Banyak di antara mereka masih terbuai istilah ‘kerukunan umat beragama’ tanpa mereka menyadari realitasnya. Bak seekor katak yang berada di dalam panci yang dipanaskan bertahap yang tanpa disadarinya mematikannya secara pelan-pelan. Umat tidak sadar bahwa akidah mereka akan tergerus melalui slogan ‘kerukunan umat beragama’.
Begitupula frase ‘tirani mayoritas‘ adalah istilah kosong yang tidak berpijak dari kenyataan. Menarik pernyataan mantan ketua PBNU Hasyim Muzadi soal toleransi umat beragama. Dia mengatakan, “Selama berkeliling dunia, saya belum menemukan negara Muslim manapun yang setoleran Indonesia…Seandainya Ahmadiyah merupakan agama tersendiri, pasti tidak dipersoalkan oleh umat Islam. Kalau yang jadi ukuran adalah GKI Yasmin Bogor, saya berkali-kali ke sana, namun tampaknya mereka tidak ingin selesai. Pengurus gereja itu lebih senang Yasmin menjadi masalah nasional dan dunia untuk kepentingan lain dari pada masalahnya selesai. ”
Dia juga mengatakan kalau ukurannya pendirian gereja maka faktornya adalah lingkungan. Di Jawa pendirian gereja sulit, tapi di Kupang (Batuplat) pendirian masjid juga sangat sulit dan belum lagi pendirian masjid di Papua.
Pernyataan Hasyim ada benarnya meski harus lebih dipertajam, bahwa umat Islam sebagai mayoritas justru yang paling banyak mengalami keterpasungan beragama di negerinya sendiri. Misalnya, saat umat Hindu bebas menjalankan Hari Raya Nyepi di candi Prambanan di pulau Jawa yang berada di tengah-tengah umat Islam, tapi umat Islam di Pulau Bali dilarang mengumandangkan azan saat perayaan Nyepi.

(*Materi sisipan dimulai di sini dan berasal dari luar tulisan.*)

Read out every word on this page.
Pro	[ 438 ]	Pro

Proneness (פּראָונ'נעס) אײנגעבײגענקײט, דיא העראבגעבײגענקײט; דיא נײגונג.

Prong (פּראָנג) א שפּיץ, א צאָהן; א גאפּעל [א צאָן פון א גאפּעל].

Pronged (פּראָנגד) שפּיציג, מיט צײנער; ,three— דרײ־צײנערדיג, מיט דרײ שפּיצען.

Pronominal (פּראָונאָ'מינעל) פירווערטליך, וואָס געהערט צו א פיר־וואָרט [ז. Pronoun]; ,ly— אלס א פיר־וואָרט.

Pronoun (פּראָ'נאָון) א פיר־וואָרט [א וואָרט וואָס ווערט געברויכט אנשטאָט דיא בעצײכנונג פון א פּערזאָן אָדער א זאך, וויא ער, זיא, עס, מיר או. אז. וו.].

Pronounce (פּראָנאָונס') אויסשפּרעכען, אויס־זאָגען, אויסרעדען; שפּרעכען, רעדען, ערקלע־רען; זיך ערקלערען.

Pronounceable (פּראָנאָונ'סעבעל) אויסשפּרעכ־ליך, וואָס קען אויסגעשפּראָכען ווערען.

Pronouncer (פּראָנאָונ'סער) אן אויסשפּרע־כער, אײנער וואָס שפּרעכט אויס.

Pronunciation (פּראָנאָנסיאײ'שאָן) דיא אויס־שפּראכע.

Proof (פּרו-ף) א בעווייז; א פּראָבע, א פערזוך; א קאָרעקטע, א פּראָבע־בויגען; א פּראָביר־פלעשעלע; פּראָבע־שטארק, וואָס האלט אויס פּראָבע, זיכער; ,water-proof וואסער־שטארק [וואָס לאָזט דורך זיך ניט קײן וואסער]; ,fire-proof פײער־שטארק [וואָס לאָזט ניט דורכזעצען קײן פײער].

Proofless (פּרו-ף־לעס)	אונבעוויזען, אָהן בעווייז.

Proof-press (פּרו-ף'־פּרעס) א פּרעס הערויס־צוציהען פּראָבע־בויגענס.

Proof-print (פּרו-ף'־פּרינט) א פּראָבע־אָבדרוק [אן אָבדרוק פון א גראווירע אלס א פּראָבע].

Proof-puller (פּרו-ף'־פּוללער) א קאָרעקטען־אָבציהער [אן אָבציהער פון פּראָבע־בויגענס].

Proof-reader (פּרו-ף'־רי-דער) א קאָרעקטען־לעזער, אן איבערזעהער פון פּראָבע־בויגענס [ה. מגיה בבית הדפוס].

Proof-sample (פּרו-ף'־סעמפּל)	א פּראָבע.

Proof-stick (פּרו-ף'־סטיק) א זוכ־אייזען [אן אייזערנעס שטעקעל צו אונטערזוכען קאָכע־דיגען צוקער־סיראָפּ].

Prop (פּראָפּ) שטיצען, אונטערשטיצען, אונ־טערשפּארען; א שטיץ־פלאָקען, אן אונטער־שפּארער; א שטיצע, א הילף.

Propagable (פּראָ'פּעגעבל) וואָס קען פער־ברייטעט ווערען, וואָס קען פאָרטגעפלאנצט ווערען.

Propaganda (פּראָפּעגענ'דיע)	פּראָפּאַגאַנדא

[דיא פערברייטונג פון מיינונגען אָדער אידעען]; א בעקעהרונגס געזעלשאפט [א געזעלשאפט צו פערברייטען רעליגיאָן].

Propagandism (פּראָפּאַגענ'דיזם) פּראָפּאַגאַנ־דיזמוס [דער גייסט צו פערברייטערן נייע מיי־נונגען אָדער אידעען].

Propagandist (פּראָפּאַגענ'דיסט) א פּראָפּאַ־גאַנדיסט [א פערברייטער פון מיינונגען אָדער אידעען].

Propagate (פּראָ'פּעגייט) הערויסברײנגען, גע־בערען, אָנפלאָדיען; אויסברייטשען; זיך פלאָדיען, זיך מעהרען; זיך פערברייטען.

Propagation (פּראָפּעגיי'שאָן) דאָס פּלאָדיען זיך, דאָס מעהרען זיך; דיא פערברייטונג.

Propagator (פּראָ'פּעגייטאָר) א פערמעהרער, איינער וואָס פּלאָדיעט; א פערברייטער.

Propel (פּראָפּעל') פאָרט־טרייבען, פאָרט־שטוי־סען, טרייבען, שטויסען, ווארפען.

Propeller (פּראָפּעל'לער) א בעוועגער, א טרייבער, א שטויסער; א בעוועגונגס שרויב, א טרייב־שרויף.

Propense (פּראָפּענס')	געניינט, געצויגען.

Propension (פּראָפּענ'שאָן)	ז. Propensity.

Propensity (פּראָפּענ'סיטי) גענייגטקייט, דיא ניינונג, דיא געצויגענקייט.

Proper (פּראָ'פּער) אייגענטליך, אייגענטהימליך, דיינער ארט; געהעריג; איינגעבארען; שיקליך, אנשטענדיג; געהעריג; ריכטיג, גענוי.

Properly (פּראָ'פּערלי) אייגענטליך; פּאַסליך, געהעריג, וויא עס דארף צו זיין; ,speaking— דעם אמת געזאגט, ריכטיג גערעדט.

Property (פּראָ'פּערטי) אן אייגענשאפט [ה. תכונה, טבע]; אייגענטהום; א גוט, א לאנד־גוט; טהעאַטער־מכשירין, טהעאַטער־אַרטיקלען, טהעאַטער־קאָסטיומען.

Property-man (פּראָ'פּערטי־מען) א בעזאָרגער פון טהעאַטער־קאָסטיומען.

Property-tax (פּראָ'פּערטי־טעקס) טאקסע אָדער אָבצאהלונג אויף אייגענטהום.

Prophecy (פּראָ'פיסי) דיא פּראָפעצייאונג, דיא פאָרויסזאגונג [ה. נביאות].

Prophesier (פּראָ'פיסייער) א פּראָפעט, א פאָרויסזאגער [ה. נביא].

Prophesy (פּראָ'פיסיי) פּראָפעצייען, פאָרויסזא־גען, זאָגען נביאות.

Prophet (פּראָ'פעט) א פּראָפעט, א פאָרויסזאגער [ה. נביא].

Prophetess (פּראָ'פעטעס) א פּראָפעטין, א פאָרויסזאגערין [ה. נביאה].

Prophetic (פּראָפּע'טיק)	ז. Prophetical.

Ketua MUI Pusat, Amidhan menyebutkan bagi umat Islam di Bali, Sulawesi Utara, NTT dan Papua tidak mudah mendirikan mesjid. Di Bali bahkan pemda setempat mensyaratkan jumlah 100 orang untuk mendirikan rumah ibadah (vivanews.com, 21/9/2010). Dan umat muslim di sana pun terpaksa menerima peraturan tersebut tanpa melakukan provokasi.

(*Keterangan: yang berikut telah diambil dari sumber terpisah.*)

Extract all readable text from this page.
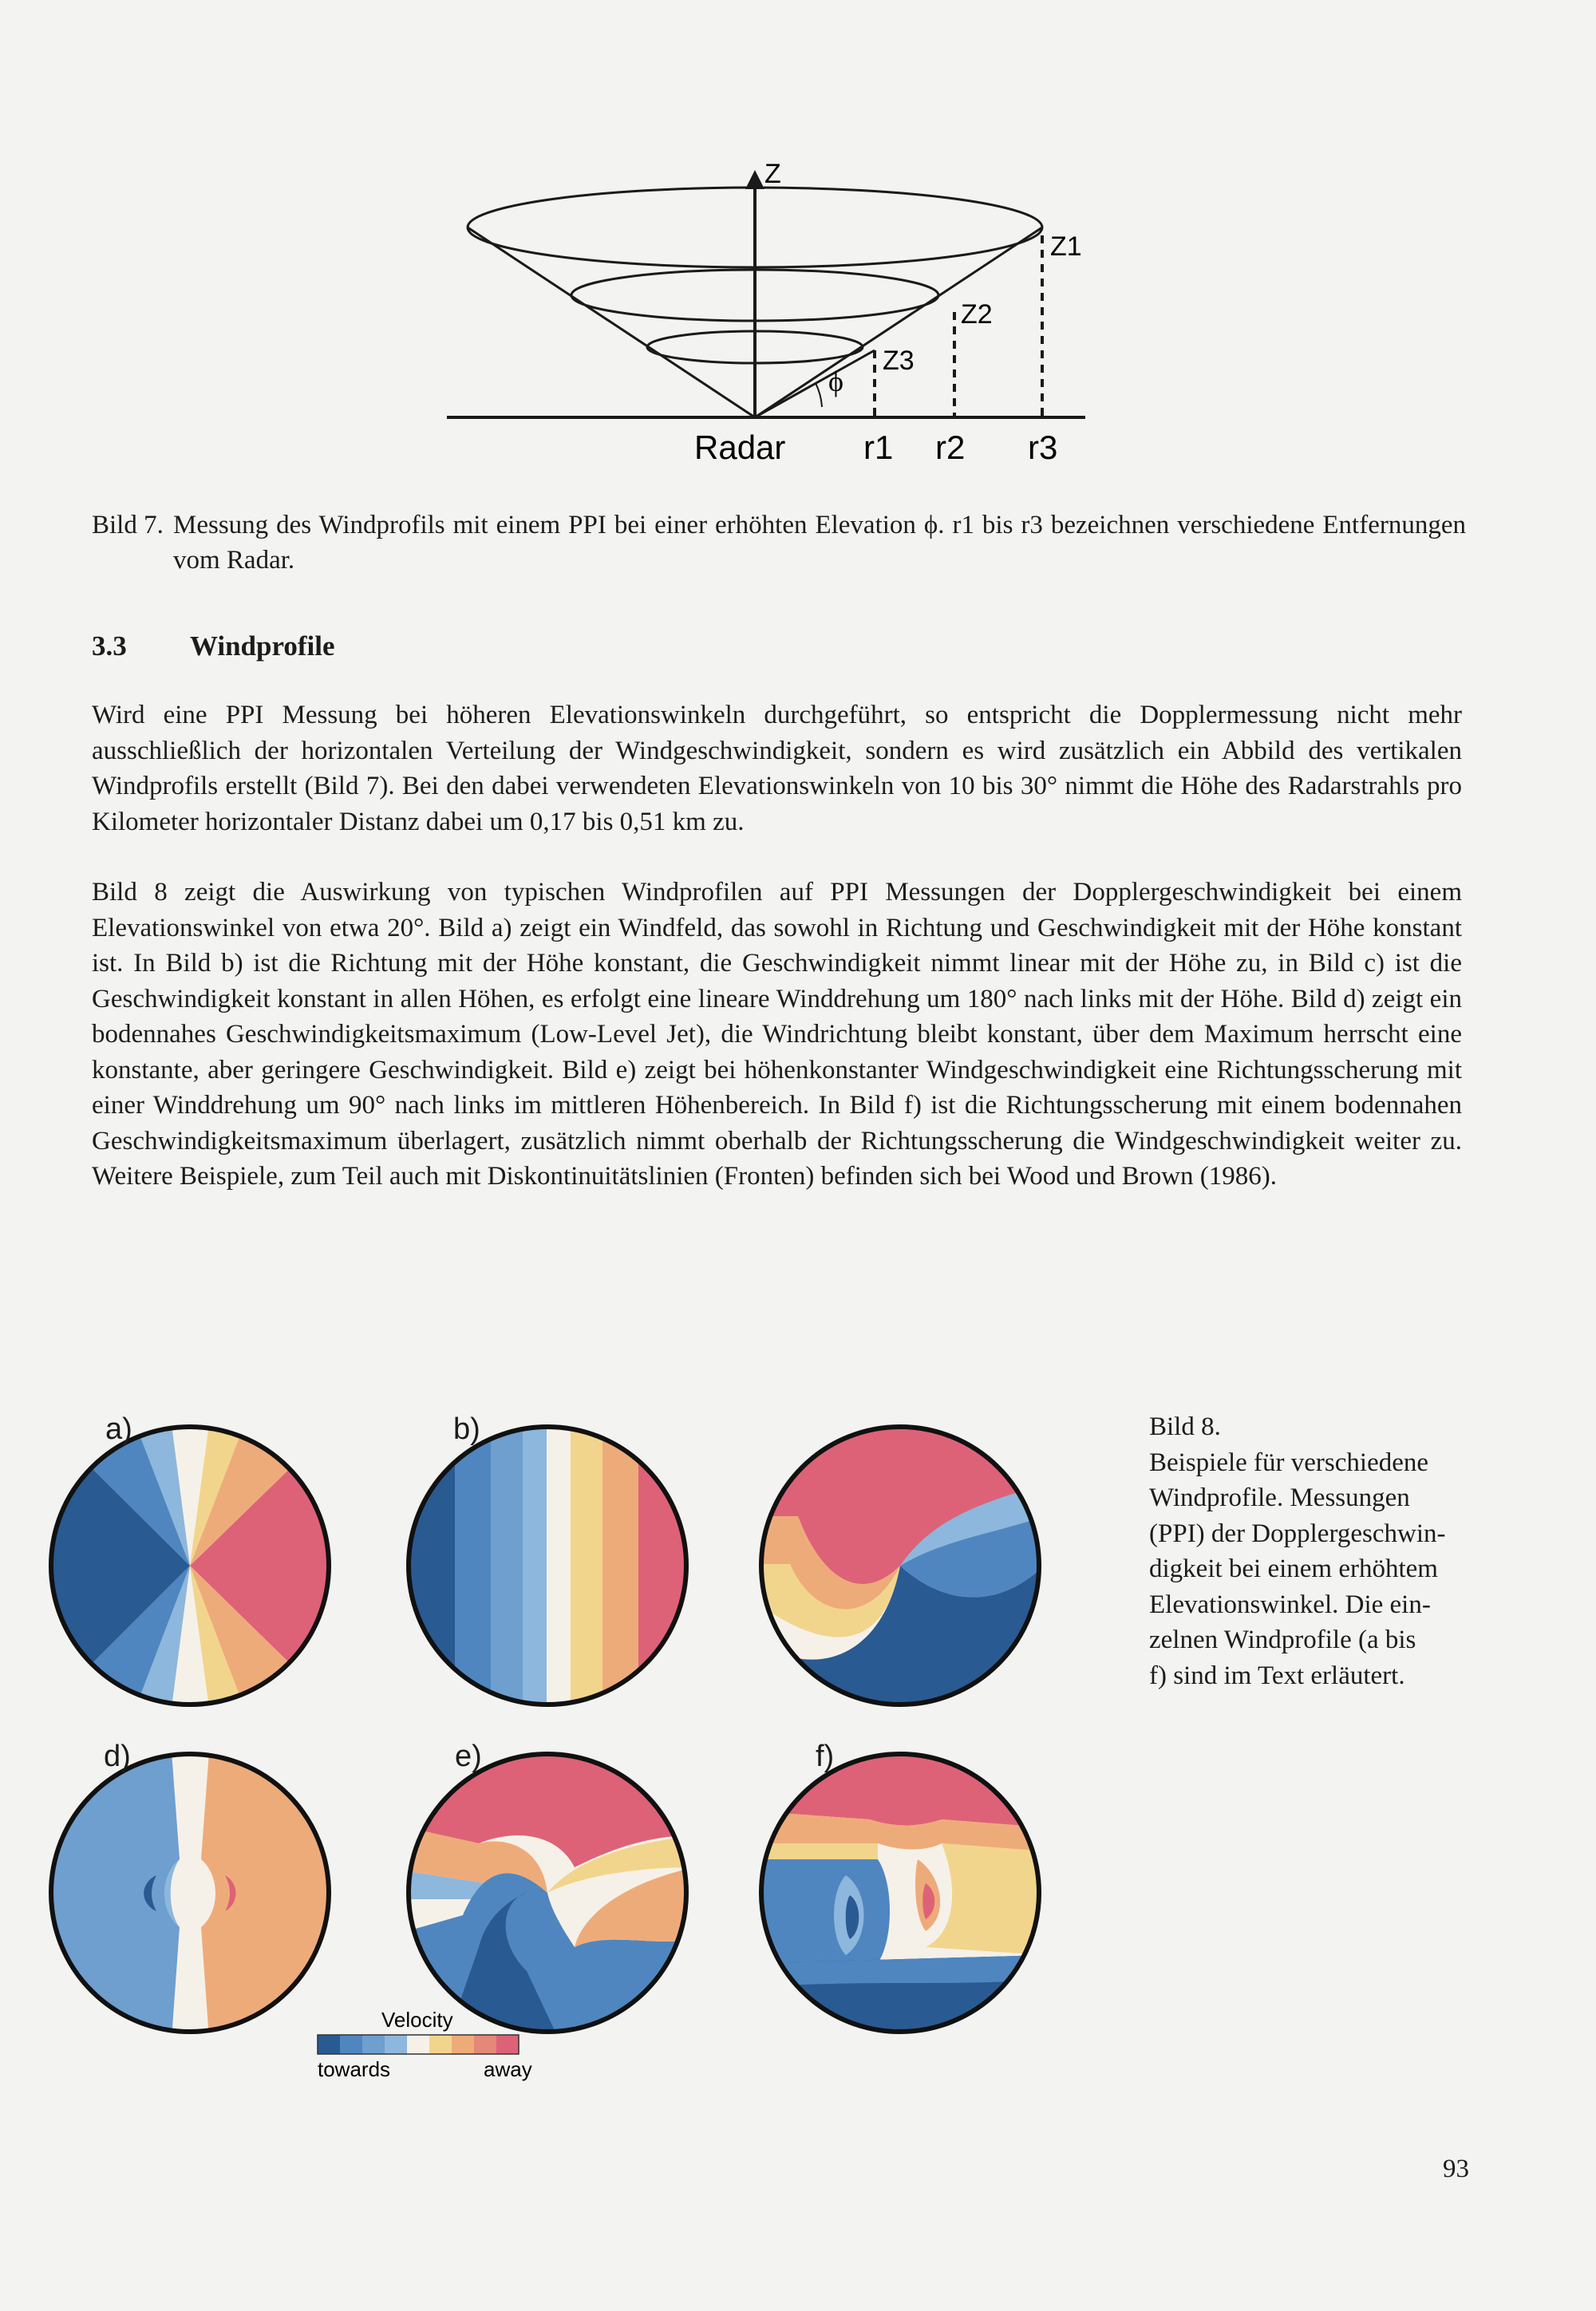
Z
ϕ
Z1
Z2
Z3
Radar r1 r2 r3
Bild 7. Messung des Windprofils mit einem PPI bei einer erhöhten Elevation ϕ. r1 bis r3 bezeichnen verschiedene Entfernungen vom Radar.
3.3 Windprofile
Wird eine PPI Messung bei höheren Elevationswinkeln durchgeführt, so entspricht die Dopplermessung nicht mehr ausschließlich der horizontalen Verteilung der Windgeschwindigkeit, sondern es wird zusätzlich ein Abbild des vertikalen Windprofils erstellt (Bild 7). Bei den dabei verwendeten Elevationswinkeln von 10 bis 30° nimmt die Höhe des Radarstrahls pro Kilometer horizontaler Distanz dabei um 0,17 bis 0,51 km zu.
Bild 8 zeigt die Auswirkung von typischen Windprofilen auf PPI Messungen der Dopplergeschwindigkeit bei einem Elevationswinkel von etwa 20°. Bild a) zeigt ein Windfeld, das sowohl in Richtung und Geschwindigkeit mit der Höhe konstant ist. In Bild b) ist die Richtung mit der Höhe konstant, die Geschwindigkeit nimmt linear mit der Höhe zu, in Bild c) ist die Geschwindigkeit konstant in allen Höhen, es erfolgt eine lineare Winddrehung um 180° nach links mit der Höhe. Bild d) zeigt ein bodennahes Geschwindigkeitsmaximum (Low-Level Jet), die Windrichtung bleibt konstant, über dem Maximum herrscht eine konstante, aber geringere Geschwindigkeit. Bild e) zeigt bei höhenkonstanter Windgeschwindigkeit eine Richtungsscherung mit einer Winddrehung um 90° nach links im mittleren Höhenbereich. In Bild f) ist die Richtungsscherung mit einem bodennahen Geschwindigkeitsmaximum überlagert, zusätzlich nimmt oberhalb der Richtungsscherung die Windgeschwindigkeit weiter zu. Weitere Beispiele, zum Teil auch mit Diskontinuitätslinien (Fronten) befinden sich bei Wood und Brown (1986).
Velocity
towards	away
a)	b)
d)	e)	f)
Bild 8.
Beispiele für verschiedene
Windprofile. Messungen
(PPI) der Dopplergeschwin-
digkeit bei einem erhöhtem
Elevationswinkel. Die ein-
zelnen Windprofile (a bis
f) sind im Text erläutert.
93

Begitu pula sejumlah perkantoran dan sekolah umum justru memaksakan tatacara peribadatan mereka kepada para pekerja dan siswa mereka yang muslim. STM Grafika Jagakarsa, Jakarta Selatan, misalnya memaksa semua siswa yang muslim untuk berdoa dengan tatacara Kristiani.

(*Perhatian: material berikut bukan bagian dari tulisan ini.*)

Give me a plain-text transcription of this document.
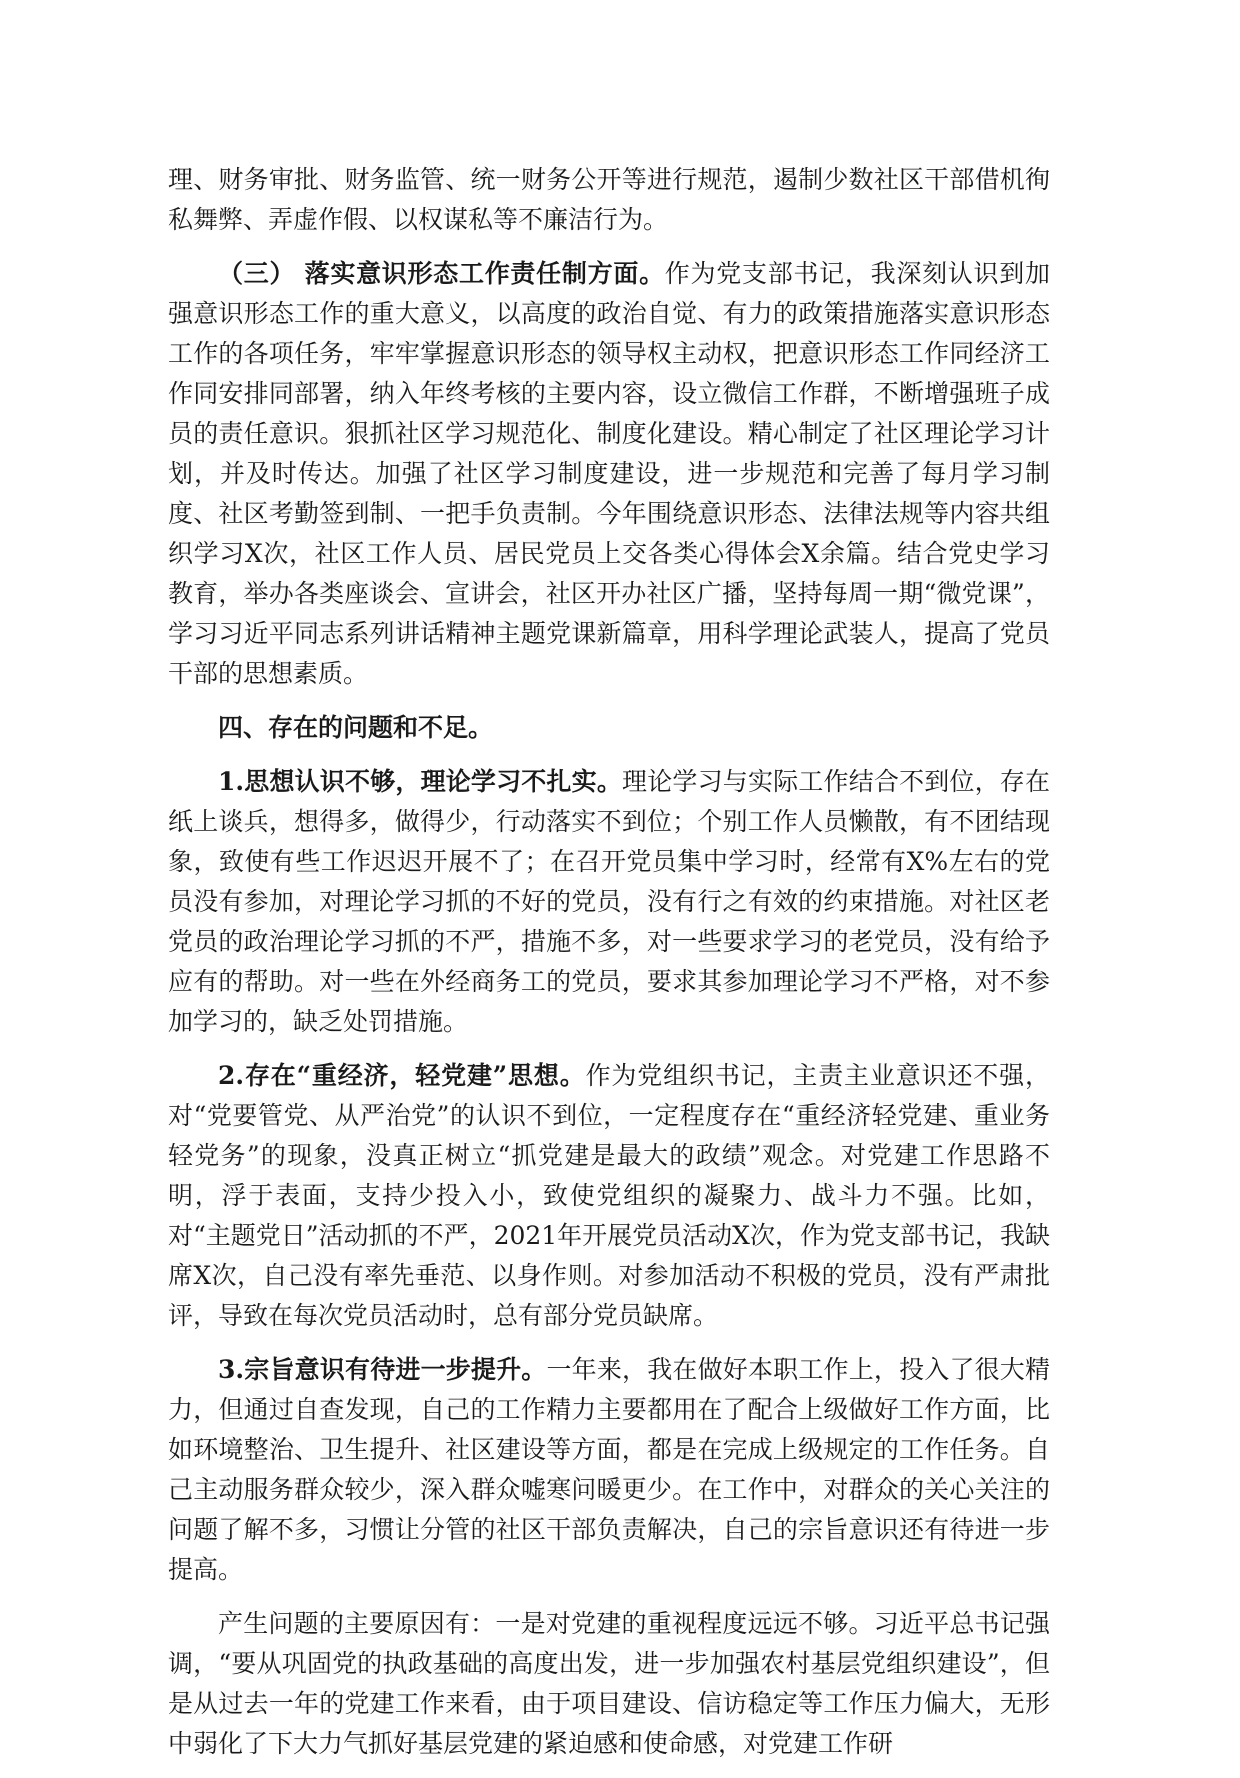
理、财务审批、财务监管、统一财务公开等进行规范，遏制少数社区干部借机徇私舞弊、弄虚作假、以权谋私等不廉洁行为。

（三） 落实意识形态工作责任制方面。作为党支部书记，我深刻认识到加强意识形态工作的重大意义，以高度的政治自觉、有力的政策措施落实意识形态工作的各项任务，牢牢掌握意识形态的领导权主动权，把意识形态工作同经济工作同安排同部署，纳入年终考核的主要内容，设立微信工作群，不断增强班子成员的责任意识。狠抓社区学习规范化、制度化建设。精心制定了社区理论学习计划，并及时传达。加强了社区学习制度建设，进一步规范和完善了每月学习制度、社区考勤签到制、一把手负责制。今年围绕意识形态、法律法规等内容共组织学习X次，社区工作人员、居民党员上交各类心得体会X余篇。结合党史学习教育，举办各类座谈会、宣讲会，社区开办社区广播，坚持每周一期“微党课”，学习习近平同志系列讲话精神主题党课新篇章，用科学理论武装人，提高了党员干部的思想素质。

四、存在的问题和不足。

1.思想认识不够，理论学习不扎实。理论学习与实际工作结合不到位，存在纸上谈兵，想得多，做得少，行动落实不到位；个别工作人员懒散，有不团结现象，致使有些工作迟迟开展不了；在召开党员集中学习时，经常有X%左右的党员没有参加，对理论学习抓的不好的党员，没有行之有效的约束措施。对社区老党员的政治理论学习抓的不严，措施不多，对一些要求学习的老党员，没有给予应有的帮助。对一些在外经商务工的党员，要求其参加理论学习不严格，对不参加学习的，缺乏处罚措施。

2.存在“重经济，轻党建”思想。作为党组织书记，主责主业意识还不强，对“党要管党、从严治党”的认识不到位，一定程度存在“重经济轻党建、重业务轻党务”的现象，没真正树立“抓党建是最大的政绩”观念。对党建工作思路不明，浮于表面，支持少投入小，致使党组织的凝聚力、战斗力不强。比如，对“主题党日”活动抓的不严，2021年开展党员活动X次，作为党支部书记，我缺席X次，自己没有率先垂范、以身作则。对参加活动不积极的党员，没有严肃批评，导致在每次党员活动时，总有部分党员缺席。

3.宗旨意识有待进一步提升。一年来，我在做好本职工作上，投入了很大精力，但通过自查发现，自己的工作精力主要都用在了配合上级做好工作方面，比如环境整治、卫生提升、社区建设等方面，都是在完成上级规定的工作任务。自己主动服务群众较少，深入群众嘘寒问暖更少。在工作中，对群众的关心关注的问题了解不多，习惯让分管的社区干部负责解决，自己的宗旨意识还有待进一步提高。

产生问题的主要原因有：一是对党建的重视程度远远不够。习近平总书记强调，“要从巩固党的执政基础的高度出发，进一步加强农村基层党组织建设”，但是从过去一年的党建工作来看，由于项目建设、信访稳定等工作压力偏大，无形中弱化了下大力气抓好基层党建的紧迫感和使命感，对党建工作研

Sementara itu di pusat-pusat pertokoan menjelang dan saat perayaan Natal, kita sering menjumpai banyak karyawan mall yang dipaksa oleh pihak manajemen yang rata-rata diduduki non-muslim untuk mengenakan busana ala sinterklas. Padahal saat perayaan Idul Fitri tidak ada paksaan bagi karyawan atau karyawati yang non-muslim untuk mengenakan busana muslim/muslimah.
Beberapa perusahaan bahkan bertindak lebih jauh dengan melarang karyawan mereka yang muslim melaksanakan shalat Jumat, seperti Toko Sony di Pekanbaru, Riau, terang-terangan memberlakukan larangan tersebut.
Pada tahun 2009, sejumlah karyawati berjilbab dilarang bekerja di Rumah Sakit Mitra Internasional (RSMI) Jatinegara, Jakarta Timur. Sebelumnya Rumah Sakit Mitra Bekasi juga memberlakukan larangan berjilbab bagi karyawatinya.
Jadi siapa sebenarnya yang mengalami penindasan? Umat yang minoritas, khususnya umat Kristiani, ataukah umat Islam yang mayoritas? Siapa yang melanggar HAM? Umat Islam ataukah kaum minoritas? Kasus kerusuhan 1998 dan konflik Timor Timur hingga sekarang terus menerus diangkat oleh media massa sebagai pelanggaran HAM serius terhadap warga minoritas.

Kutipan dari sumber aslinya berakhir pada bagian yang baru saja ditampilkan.